Se définir comme parents revient à définir ce qui n'est pas un parent. Tout comme Vanessa parlait de l'investissement de Karine en opposition à la non implication de Maël, Eva se compare à Jim qui se ferait appelé « parrain » ou par son prénom et qui donc serait « moins » parent que Eva. On attribue des critères à une identité auxquels on s'identifie (être parent c'est se présenter comme « maman » ou « papa », je me présente comme « deuxième maman » donc je suis maman) en s'opposant à ceux qui n'y répondent pas. Dans le même temps, si Eva se présente comme la « deuxième maman », elle se fait appeler par un diminutif proche de son prénom.

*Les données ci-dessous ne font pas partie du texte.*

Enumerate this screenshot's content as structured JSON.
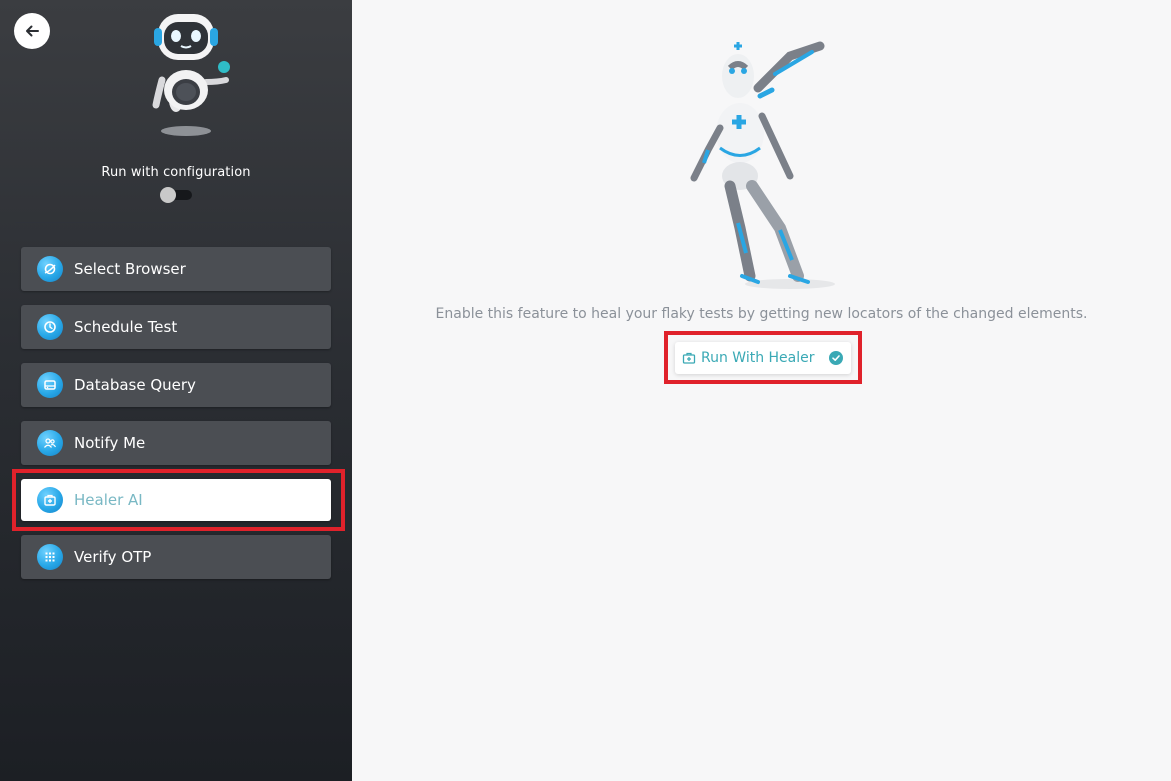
{
  "sidebar": {
    "config_label": "Run with configuration",
    "config_toggle_on": false,
    "items": [
      {
        "label": "Select Browser",
        "icon": "browser-icon",
        "active": false
      },
      {
        "label": "Schedule Test",
        "icon": "clock-icon",
        "active": false
      },
      {
        "label": "Database Query",
        "icon": "database-icon",
        "active": false
      },
      {
        "label": "Notify Me",
        "icon": "users-icon",
        "active": false
      },
      {
        "label": "Healer AI",
        "icon": "medkit-icon",
        "active": true
      },
      {
        "label": "Verify OTP",
        "icon": "keypad-icon",
        "active": false
      }
    ]
  },
  "main": {
    "description": "Enable this feature to heal your flaky tests by getting new locators of the changed elements.",
    "healer_button_label": "Run With Healer",
    "healer_enabled": true
  },
  "colors": {
    "accent": "#3aa9b5",
    "highlight": "#e0222b",
    "sidebar_bg": "#2b2e33",
    "icon_blue": "#28a8e8"
  }
}
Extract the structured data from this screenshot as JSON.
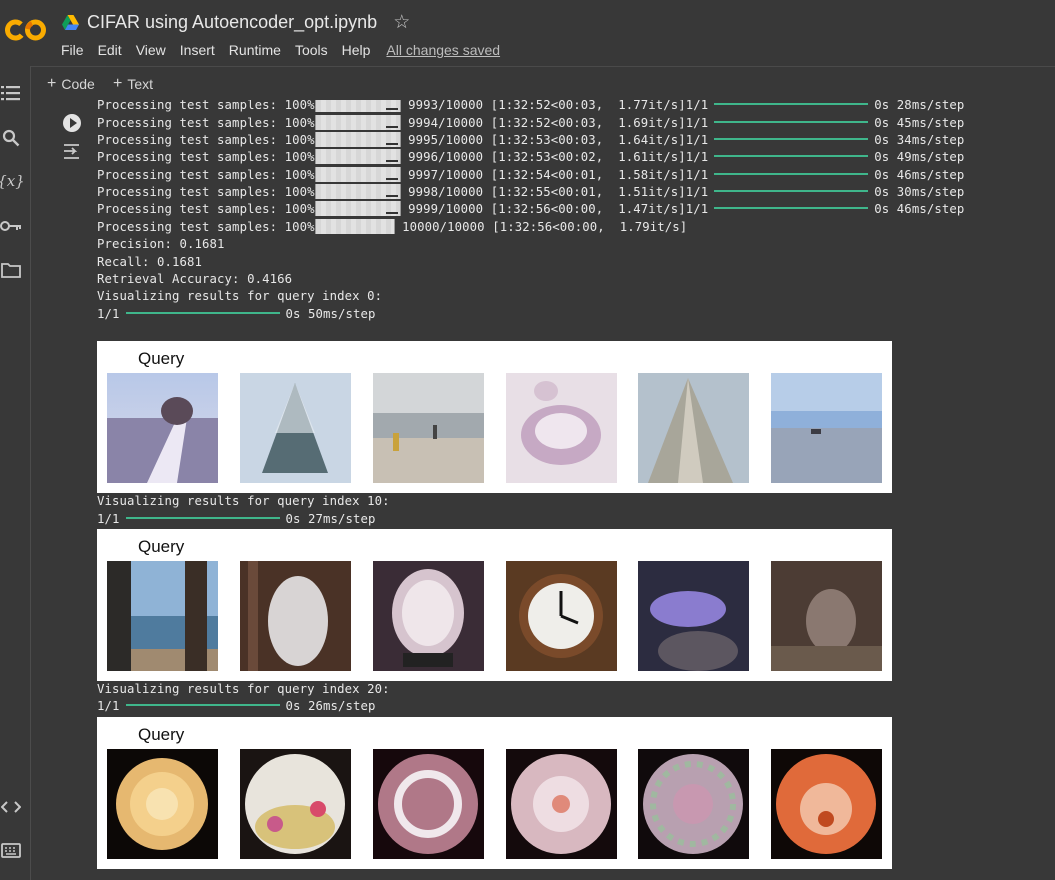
{
  "app": {
    "logo_text": "CO",
    "file_title": "CIFAR using Autoencoder_opt.ipynb",
    "menu": [
      "File",
      "Edit",
      "View",
      "Insert",
      "Runtime",
      "Tools",
      "Help"
    ],
    "save_status": "All changes saved"
  },
  "toolbar": {
    "add_code": "Code",
    "add_text": "Text"
  },
  "left_rail": {
    "variables_label": "{x}"
  },
  "output": {
    "progress_lines": [
      {
        "prefix": "Processing test samples: 100%",
        "count": "9993/10000",
        "timing": "[1:32:52<00:03,  1.77it/s]",
        "batch": "1/1",
        "step": "0s 28ms/step"
      },
      {
        "prefix": "Processing test samples: 100%",
        "count": "9994/10000",
        "timing": "[1:32:52<00:03,  1.69it/s]",
        "batch": "1/1",
        "step": "0s 45ms/step"
      },
      {
        "prefix": "Processing test samples: 100%",
        "count": "9995/10000",
        "timing": "[1:32:53<00:03,  1.64it/s]",
        "batch": "1/1",
        "step": "0s 34ms/step"
      },
      {
        "prefix": "Processing test samples: 100%",
        "count": "9996/10000",
        "timing": "[1:32:53<00:02,  1.61it/s]",
        "batch": "1/1",
        "step": "0s 49ms/step"
      },
      {
        "prefix": "Processing test samples: 100%",
        "count": "9997/10000",
        "timing": "[1:32:54<00:01,  1.58it/s]",
        "batch": "1/1",
        "step": "0s 46ms/step"
      },
      {
        "prefix": "Processing test samples: 100%",
        "count": "9998/10000",
        "timing": "[1:32:55<00:01,  1.51it/s]",
        "batch": "1/1",
        "step": "0s 30ms/step"
      },
      {
        "prefix": "Processing test samples: 100%",
        "count": "9999/10000",
        "timing": "[1:32:56<00:00,  1.47it/s]",
        "batch": "1/1",
        "step": "0s 46ms/step"
      }
    ],
    "final_line": {
      "prefix": "Processing test samples: 100%",
      "count": "10000/10000",
      "timing": "[1:32:56<00:00,  1.79it/s]"
    },
    "precision": "Precision: 0.1681",
    "recall": "Recall: 0.1681",
    "retrieval_accuracy": "Retrieval Accuracy: 0.4166",
    "query_blocks": [
      {
        "heading": "Visualizing results for query index 0:",
        "batch": "1/1",
        "step": "0s 50ms/step",
        "figure_label": "Query",
        "images": [
          "snowy-road",
          "snowy-tree",
          "beach-people",
          "pink-object",
          "skyscraper",
          "seascape"
        ]
      },
      {
        "heading": "Visualizing results for query index 10:",
        "batch": "1/1",
        "step": "0s 27ms/step",
        "figure_label": "Query",
        "images": [
          "lake-trees",
          "white-blob",
          "white-plate",
          "wall-clock",
          "purple-fish",
          "kangaroo"
        ]
      },
      {
        "heading": "Visualizing results for query index 20:",
        "batch": "1/1",
        "step": "0s 26ms/step",
        "figure_label": "Query",
        "images": [
          "yellow-rose",
          "fishbowl",
          "pink-plate",
          "floral-plate",
          "pink-pattern-plate",
          "orange-flower"
        ]
      }
    ]
  },
  "colors": {
    "background": "#383838",
    "keras_progress": "#3fb68b",
    "logo_orange": "#f9ab00"
  }
}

Pour son projet de coparentalité, Eva aurait rencontré plusieurs hommes. Ce serait un peu différent de la situation de Martine, car Eva les rencontrerait seule alors que Martine et

Eva auraient rencontré ensemble George et ceux qui l'ont précédé. Martine ne souhaiterait rencontrer les hommes seulement quand Eva considère qu'ils pourraient être le père de ses enfants. Cela signifie que quelque chose a changé depuis qu'elles sont devenues les parents d'Esteban. Sans doute, leur première conception de la coparentalité tendait vers plus « d'égalité » alors qu'aujourd'hui, mère statutaires et « deuxième maman » sont très différenciées. Quand Martine se veut « en retrait » vis-à-vis des enfants d'Eva, dans son discours, face à moi ou dans le choix de leur père, cela lui permet de justifier les inégalités présentes avec sa conjointe. Toutes deux renvoient cela au « naturel », à la capacité de réflexion supposée supérieure de la part de la mère qui sera enceinte. Et cela même avant la grossesse puisque cela se joue dès le choix du père.

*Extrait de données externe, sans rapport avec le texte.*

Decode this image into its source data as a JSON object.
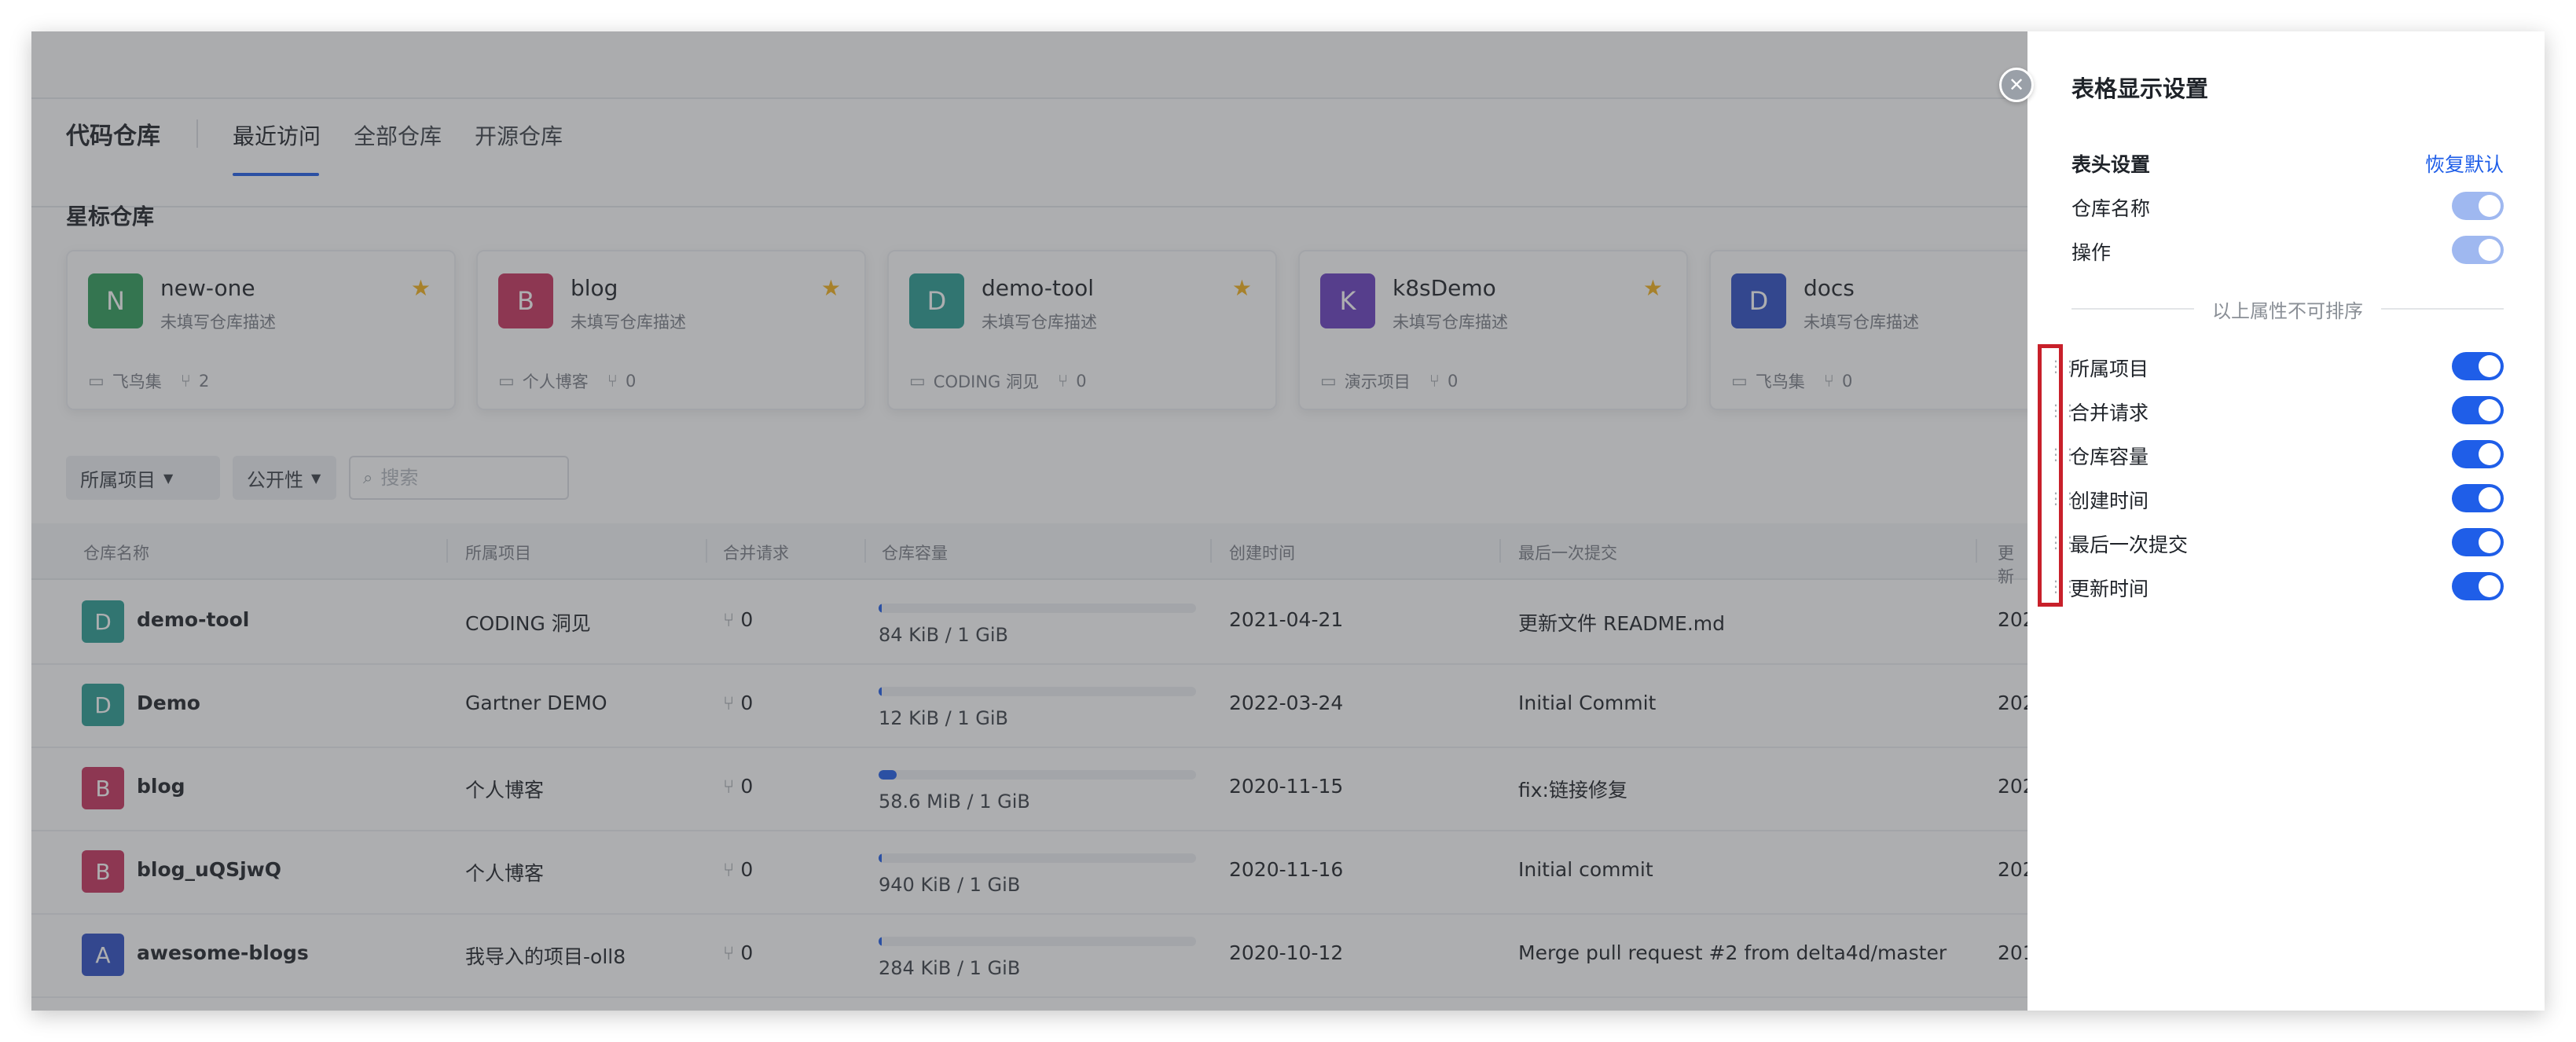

Martine a rencontré quelques hommes sélectionnés par Eva qui pour l'instant ne correspondraient pas. Parce que, pour Eva, le conjoint est aussi important. Elle aime bien rencontrer les hommes seuls, surtout au départ et puis s'il et elle ont quelque chose en commun, elle rencontre aussi leurs conjoints. Jusqu'à présent, le conjoint aurait posé problème parce que la personne révélait une partie d'elle-même qui ne correspondrait pas à ses projets.

Ce mode de rencontre implique les parents non statutaires tout en offrant la priorité aux futurs parents statutaires. Mais Eva donne de l'importance au conjoint et le fait qu'elle soit elle-même conjointe de la mère statutaire d'Esteban n'est sans doute pas anodin puisque ne pas reconnaître d'importance au conjoint, c'est ne pas revendiquer sa propre importance vis-à-vis d'Esteban. Elle doit donc négocier ce qui est convenu au sein du couple (priorité au parent statutaire) et reconnaissance individuelle.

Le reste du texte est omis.